Certain areas require there own circuits and have special rules:

    • Laundry.The laundry room or area requires a dedicated 20 amp circuit for the washer. This circuit can also be used to feed other general use recepticle outlet(s) in the laundry room, but can not feed any lights or other equipment, and can not leave the laundry room/area.
    • Bathroom.A 20 amp dedicated circuit is required for the bathroom receptacles. There are two ways to handle these circuits, each with their own specific rules.
      • Option 1:As a general rule, this is how I wire pretty much all houses. A dedicated circuit is run just for the bathroom receptacles only. This circuit may feed the receptacles in multiple bathrooms, but may not feed any other equipment, lights, or anything outside of the bathrooms. You may have more than one dedicated bathroom receptacle circuit (for example, one for the master bath and one for the main and powder baths), but they all must comply with this rule.

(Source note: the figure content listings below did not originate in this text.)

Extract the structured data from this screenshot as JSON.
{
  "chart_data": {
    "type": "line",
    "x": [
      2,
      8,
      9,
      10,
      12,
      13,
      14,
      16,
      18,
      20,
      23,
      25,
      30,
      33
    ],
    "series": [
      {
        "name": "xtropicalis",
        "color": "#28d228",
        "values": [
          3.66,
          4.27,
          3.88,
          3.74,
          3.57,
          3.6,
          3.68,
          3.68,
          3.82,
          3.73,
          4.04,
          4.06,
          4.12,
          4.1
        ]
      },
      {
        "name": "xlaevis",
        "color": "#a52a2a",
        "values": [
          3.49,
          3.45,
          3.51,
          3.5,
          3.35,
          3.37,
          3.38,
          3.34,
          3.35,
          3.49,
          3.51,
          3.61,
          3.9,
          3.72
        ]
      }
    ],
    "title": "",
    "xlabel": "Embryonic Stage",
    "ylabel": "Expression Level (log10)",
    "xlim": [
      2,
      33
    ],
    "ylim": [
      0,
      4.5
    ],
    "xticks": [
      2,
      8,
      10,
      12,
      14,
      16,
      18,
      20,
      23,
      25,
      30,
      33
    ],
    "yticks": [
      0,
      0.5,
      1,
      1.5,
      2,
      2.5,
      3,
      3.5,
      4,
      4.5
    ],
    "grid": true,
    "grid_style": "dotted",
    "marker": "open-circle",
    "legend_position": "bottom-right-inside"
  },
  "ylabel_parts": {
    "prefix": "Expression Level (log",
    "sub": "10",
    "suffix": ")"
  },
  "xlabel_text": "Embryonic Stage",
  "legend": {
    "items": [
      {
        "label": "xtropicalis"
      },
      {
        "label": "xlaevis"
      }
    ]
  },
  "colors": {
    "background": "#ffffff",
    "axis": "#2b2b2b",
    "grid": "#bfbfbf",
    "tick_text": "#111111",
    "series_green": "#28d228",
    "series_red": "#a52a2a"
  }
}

      • Option 2:There may be times it is convenient to use this option. With this option, you can use a dedicated 20 amp circuit to feed everything (lights, plugs, fan, whatever) in one, and only one, bathroom. The circuit can only feed that bathroom, and cannot extend to anything outside of it.
    • Kitchen.The kitchen requires a minimum of two dedicated 20 amp circuits for general use receptacles. All general use kitchen receptacle outlets must be fed from one of these circuits. With the exception of the refrigerator and/or gas range igniter, these circuits can feed no other equipment or lighting. These circuits can be used to feed general use receptacle outlets in the dinning room/nook, but no other areas.
    • Dinning/Nook.If you are not feeding the receptacles in the dinning/nook from the kitchen receptacle circuits, they need to be on their own dedicated 20 amp circuit. This circuit can feed no other lighting or equipment, and no other areas.